Cacciaguida è il padre di Alaghiero il vecchio, da cui discende Bellincione, la cui attività principale è quella di prestare denaro e che è il nonno di Dante Alighieri. Anche Alaghiero il giovane, figlio di Bellincione e padre di Dante (Durante) Alighieri, prestava denaro nomine lucri (con interesse), anche se non svolgeva solo quell’attività. La famiglia di Dante era una famiglia che contava a Firenze, perché aveva un cognome da quattro generazioni, era quindi conosciuta, mentre le persone del popolo erano indicate solo col nome e il patronimico (figlio di).

Il vero nome di Dante era Durante, nome diffuso a Firenze, non presente nella genealogia degli Alighieri, forse proveniente dalla famiglia materna. La madre di Dante, Bella, morì giovane. Alaghiero, che si risposò con Monna Lapa, morì probabilmente prima del 1279, visto che l’umanista Bruni (1370-1444) scrive che Dante perse il padre nella sua puerizia (fase della vita che finiva a quattordici anni).

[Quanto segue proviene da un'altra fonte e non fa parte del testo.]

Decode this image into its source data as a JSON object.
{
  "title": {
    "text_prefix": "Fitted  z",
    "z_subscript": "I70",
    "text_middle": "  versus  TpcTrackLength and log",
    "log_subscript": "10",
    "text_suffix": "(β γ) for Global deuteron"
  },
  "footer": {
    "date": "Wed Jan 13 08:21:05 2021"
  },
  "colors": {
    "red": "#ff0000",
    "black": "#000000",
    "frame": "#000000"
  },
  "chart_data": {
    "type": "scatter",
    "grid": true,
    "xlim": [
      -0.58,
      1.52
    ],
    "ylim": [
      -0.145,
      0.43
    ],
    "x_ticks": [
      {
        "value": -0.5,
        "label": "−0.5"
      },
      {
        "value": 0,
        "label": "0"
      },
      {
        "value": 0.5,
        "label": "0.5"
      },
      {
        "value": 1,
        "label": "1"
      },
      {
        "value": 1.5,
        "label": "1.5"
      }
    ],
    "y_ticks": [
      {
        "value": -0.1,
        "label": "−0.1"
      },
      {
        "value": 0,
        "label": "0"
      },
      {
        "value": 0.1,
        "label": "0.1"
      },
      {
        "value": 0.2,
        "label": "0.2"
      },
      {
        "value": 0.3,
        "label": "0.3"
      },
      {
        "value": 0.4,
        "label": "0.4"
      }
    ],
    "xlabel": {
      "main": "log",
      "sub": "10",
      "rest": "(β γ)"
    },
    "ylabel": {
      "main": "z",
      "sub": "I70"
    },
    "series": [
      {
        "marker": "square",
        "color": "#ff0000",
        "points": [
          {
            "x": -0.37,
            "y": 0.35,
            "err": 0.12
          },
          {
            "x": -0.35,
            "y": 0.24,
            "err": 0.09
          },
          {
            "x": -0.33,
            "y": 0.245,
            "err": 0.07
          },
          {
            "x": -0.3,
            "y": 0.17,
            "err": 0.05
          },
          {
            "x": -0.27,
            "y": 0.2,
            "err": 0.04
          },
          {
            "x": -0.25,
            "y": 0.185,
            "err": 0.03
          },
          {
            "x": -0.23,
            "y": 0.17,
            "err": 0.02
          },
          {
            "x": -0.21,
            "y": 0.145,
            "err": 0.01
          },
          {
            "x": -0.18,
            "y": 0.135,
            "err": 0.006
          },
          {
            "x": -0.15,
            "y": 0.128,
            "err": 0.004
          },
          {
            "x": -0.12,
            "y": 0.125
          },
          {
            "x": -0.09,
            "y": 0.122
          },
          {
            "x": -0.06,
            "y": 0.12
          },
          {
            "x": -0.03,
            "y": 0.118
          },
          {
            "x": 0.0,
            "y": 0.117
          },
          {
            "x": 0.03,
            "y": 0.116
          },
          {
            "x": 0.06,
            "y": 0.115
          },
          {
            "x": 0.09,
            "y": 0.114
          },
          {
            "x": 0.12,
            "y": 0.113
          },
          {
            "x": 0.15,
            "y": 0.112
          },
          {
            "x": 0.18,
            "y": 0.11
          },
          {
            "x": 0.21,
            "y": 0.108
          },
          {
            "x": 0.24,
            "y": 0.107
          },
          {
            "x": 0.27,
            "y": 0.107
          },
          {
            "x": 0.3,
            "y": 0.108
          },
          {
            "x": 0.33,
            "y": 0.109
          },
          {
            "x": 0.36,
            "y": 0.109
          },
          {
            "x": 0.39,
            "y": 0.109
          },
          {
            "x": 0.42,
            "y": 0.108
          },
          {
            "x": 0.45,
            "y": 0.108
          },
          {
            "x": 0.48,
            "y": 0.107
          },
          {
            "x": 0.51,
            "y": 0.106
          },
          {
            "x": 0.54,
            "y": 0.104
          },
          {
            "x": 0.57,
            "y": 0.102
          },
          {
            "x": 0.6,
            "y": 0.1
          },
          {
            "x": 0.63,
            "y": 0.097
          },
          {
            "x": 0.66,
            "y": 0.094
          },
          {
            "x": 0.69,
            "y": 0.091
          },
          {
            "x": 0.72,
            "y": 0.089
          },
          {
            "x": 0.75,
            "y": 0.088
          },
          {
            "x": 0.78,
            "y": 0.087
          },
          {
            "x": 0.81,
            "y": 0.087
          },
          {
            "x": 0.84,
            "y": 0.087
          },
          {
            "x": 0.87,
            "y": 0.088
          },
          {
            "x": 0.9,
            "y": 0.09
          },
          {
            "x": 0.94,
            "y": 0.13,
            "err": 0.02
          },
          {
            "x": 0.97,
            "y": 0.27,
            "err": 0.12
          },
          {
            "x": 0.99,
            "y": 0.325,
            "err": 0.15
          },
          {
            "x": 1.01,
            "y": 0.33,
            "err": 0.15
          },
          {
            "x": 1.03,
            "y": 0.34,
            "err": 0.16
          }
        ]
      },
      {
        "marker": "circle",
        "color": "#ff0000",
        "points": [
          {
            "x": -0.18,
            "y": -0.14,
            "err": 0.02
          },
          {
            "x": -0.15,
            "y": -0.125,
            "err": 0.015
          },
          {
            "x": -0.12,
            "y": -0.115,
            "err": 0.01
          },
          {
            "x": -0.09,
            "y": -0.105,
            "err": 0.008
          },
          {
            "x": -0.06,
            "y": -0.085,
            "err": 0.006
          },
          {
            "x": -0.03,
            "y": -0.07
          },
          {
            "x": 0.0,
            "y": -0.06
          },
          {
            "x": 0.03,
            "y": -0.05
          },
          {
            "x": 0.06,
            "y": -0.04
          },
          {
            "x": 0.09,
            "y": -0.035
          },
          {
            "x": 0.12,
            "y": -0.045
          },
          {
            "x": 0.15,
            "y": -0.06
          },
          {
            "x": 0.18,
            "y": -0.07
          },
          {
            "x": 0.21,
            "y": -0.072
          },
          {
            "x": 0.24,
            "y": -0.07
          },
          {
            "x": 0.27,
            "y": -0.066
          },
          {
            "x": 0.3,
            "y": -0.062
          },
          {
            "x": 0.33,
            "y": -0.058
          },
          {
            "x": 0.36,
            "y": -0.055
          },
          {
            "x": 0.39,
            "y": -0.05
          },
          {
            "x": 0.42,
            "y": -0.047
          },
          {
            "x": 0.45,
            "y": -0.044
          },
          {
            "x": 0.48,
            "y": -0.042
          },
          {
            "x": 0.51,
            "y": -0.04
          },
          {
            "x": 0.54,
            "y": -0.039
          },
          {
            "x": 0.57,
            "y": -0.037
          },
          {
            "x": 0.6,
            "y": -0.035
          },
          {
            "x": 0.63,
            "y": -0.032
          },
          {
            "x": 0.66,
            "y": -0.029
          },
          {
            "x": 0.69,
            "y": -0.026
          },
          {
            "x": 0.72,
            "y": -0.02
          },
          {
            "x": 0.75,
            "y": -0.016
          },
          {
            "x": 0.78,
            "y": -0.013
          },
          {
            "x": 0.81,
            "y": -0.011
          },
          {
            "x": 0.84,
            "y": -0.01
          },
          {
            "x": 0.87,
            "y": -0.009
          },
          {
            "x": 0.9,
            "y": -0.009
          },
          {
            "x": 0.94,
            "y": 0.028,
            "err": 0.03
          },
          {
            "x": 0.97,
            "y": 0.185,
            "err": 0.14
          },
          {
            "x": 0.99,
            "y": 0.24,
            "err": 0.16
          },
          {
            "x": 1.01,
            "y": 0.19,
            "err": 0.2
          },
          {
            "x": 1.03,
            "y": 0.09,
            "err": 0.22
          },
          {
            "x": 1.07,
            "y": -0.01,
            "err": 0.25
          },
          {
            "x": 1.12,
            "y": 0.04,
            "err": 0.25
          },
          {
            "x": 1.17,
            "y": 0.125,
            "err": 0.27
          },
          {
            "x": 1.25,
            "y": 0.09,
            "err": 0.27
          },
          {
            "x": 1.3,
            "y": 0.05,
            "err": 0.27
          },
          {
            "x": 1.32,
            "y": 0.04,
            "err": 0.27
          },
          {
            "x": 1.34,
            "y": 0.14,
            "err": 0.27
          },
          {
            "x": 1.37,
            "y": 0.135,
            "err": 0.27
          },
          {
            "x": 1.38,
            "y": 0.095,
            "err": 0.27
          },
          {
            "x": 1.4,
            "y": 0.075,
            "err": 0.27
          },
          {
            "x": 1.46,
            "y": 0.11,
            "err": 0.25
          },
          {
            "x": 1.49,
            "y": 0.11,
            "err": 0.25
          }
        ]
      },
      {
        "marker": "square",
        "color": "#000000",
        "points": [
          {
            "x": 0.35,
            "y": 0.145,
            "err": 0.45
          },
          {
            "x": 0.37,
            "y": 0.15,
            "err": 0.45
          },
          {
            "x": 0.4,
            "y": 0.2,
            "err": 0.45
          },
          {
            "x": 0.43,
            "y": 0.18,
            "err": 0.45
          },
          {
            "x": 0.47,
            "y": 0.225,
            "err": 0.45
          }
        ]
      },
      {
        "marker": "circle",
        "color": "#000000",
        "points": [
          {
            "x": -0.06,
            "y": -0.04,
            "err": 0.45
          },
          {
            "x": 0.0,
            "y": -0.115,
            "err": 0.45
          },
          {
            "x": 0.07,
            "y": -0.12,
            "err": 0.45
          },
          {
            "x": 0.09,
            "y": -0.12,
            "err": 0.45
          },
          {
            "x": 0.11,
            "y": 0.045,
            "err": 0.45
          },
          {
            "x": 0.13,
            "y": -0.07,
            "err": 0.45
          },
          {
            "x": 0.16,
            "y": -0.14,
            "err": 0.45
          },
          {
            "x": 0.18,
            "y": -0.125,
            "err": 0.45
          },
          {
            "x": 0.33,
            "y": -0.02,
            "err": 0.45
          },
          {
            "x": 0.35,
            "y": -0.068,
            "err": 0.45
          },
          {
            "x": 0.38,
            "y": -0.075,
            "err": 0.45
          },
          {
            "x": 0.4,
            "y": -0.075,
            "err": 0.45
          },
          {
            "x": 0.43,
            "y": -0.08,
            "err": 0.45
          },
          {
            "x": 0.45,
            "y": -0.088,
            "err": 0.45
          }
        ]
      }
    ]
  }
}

Dante non cita mai suo padre né tantomeno la madre nelle sue opere, ma presenta un suo cugino Geri (contrazione di Ruggeri) figlio di Bello, fratello di Bellicione, nella nona bolgia di Malebolge ove si trovano i seminatori di discordia. Nel canto XXIX dell’Inferno Dante si rivolge a Virgilio con queste parole:
[…] Dentro a quella cava
dov’io tenea or li occhi sì a posta,
credo ch’un spirto del mio sangue pianga
la colpa che là giù cotanto costa.

Dante è ben conscio che il cugino Geri è sdegnoso nei suoi confronti perché la «violenta morte» subita non è ancora stata vendicata da «alcun che de l’onta sia consorte». Virgilio sprona Dante a lasciar perdere quel parente e quella mentalità vendicativa:
[…] Non si franga
Lo tuo pensier da qui innanzi sovr’ello.
Attendi ad altro, ed ei là si rimanga;
ch’io vidi lui a piè del ponticello
mostrarti e minacciar forte col dito,
e udi’ ‘l nominar Geri del Bello.

La vendetta era un costume praticato e la famiglia di un assassinato era tenuta a cancellare l’onta. Dante prova compassione per Geri che esprime rancore nei suoi confronti, ma non condivide tale usanza e attraverso le parole di Virgilio mostra in maniera categorica il proprio giudizio. Geri del Bello era stato ucciso nel 1287 da un membro della famiglia Sacchetti. La vendetta non arrivò da parte di Dante, ma da uno dei nipoti (Lapo) che uccise uno dei Sacchetti.